JUSTICIAE REX

87b071fd-761b-4931-8540-3e9660bc7902.jpeg


Good day, ladies and gentlemen.
This is the Latin phrase carved above the door of one of the courtrooms of the Supreme Court of the Republic of Tatarstan.
I see it wrong in two ways:
1. "justiCiae" should be "justiTiae";
2. word order should be reverse: "rex justitiae" (like "rex iudaeorum" in INRI).
Is my understanding correct?
P.S. i'm no latin specialist, just had it in the curriculum
 

scrabulista

Consul

  • Consul

Location:
Tennessee
Word order is flexible -- meaning is determined by word ending rather than word order.
It's possible that justiciae rex is taken from a longer sentence
 
Last edited:

Pacifica

grammaticissima

  • Aedilis

Location:
Belgium
Thank you.
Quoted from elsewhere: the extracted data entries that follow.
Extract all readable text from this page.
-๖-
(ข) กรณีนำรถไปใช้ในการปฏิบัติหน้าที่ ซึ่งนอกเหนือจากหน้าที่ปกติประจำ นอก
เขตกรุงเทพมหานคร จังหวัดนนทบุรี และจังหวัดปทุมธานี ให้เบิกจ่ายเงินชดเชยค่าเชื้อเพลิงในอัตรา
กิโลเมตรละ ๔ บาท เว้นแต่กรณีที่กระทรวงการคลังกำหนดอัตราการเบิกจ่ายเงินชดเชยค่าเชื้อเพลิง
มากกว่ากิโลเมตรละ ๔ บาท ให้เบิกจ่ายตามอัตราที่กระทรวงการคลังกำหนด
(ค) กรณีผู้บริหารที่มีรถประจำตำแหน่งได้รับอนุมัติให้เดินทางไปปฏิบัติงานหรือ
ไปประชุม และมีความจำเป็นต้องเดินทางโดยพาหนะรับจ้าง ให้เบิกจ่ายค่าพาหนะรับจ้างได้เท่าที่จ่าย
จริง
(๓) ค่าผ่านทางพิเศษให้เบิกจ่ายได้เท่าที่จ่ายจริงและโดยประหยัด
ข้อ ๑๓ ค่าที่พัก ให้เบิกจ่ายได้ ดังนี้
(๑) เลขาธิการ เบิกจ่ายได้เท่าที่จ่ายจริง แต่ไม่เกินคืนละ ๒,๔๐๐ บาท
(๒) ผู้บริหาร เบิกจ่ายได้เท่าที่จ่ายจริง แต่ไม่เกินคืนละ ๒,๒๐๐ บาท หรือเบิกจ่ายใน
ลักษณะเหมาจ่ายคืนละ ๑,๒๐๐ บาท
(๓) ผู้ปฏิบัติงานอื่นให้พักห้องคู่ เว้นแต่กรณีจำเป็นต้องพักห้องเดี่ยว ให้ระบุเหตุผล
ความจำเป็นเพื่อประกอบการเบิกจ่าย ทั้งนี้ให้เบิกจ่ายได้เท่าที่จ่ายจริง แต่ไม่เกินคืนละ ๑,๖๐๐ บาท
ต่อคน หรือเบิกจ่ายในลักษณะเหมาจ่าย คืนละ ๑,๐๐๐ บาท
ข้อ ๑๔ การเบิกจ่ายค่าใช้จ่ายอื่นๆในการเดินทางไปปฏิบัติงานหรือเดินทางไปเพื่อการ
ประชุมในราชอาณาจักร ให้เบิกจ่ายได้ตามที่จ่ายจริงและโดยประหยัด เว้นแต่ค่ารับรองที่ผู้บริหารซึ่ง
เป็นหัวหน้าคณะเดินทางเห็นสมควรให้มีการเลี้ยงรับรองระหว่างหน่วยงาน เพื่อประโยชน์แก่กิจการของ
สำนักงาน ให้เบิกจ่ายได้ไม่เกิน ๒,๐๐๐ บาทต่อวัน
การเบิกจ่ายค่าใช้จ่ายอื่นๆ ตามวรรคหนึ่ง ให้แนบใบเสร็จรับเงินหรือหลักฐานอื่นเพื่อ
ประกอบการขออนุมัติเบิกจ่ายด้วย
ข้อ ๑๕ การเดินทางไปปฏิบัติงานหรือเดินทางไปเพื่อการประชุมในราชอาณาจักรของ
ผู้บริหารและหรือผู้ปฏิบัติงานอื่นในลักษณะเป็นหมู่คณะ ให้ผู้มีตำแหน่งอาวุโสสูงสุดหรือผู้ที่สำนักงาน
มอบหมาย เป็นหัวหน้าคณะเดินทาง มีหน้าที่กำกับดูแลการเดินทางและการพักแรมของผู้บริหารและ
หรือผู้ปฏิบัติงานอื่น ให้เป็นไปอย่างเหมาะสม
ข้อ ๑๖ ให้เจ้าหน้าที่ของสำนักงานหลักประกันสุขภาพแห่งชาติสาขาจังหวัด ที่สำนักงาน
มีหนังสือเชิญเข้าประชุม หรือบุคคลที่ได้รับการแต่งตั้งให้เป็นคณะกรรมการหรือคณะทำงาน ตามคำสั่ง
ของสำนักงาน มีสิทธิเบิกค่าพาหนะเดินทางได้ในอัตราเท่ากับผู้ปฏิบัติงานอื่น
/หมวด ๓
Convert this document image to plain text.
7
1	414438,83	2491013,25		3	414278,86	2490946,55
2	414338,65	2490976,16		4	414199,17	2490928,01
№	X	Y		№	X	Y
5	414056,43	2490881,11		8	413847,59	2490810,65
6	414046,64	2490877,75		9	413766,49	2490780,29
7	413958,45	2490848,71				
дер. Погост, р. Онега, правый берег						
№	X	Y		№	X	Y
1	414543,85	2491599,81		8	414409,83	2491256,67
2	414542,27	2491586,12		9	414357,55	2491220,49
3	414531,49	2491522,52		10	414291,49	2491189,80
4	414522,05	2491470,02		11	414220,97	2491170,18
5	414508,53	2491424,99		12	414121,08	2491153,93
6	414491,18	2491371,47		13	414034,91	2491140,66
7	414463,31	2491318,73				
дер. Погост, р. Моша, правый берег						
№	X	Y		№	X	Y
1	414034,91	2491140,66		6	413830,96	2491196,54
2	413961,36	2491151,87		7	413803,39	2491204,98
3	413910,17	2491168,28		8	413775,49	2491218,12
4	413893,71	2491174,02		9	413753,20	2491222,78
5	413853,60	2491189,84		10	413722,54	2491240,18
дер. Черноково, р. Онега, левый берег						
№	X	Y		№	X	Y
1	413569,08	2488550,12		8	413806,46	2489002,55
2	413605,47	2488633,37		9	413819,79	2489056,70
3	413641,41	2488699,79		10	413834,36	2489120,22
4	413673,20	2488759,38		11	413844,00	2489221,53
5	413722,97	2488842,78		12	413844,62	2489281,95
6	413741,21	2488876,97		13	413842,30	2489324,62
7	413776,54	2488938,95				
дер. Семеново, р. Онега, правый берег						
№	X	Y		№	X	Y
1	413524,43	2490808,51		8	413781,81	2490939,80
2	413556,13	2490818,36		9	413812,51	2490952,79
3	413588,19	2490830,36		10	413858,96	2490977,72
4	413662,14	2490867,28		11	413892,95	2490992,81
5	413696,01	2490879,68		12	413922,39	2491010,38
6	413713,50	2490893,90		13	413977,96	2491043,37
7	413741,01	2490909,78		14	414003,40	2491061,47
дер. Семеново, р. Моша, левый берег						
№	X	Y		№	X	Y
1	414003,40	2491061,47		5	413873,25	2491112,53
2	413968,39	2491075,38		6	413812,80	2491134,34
But then why phrases like "casus belli", "jus gentium", "corpus delicti" etc. are always in that order?
I guess people, especially in later times, tended to put short phrases like those in that order because they felt it as the default order. Conversely, though, there are some phrases that are either always or most of the time arranged the other way round: senatus consultum, terrae motus... So sometimes it's just a matter of usage, which fixed the words of a set phrase in a certain order for some reason. But generally speaking, there is no rule about whether the genitive comes before or after the noun that it modifies, and both orders are abundantly attested in Latin literature.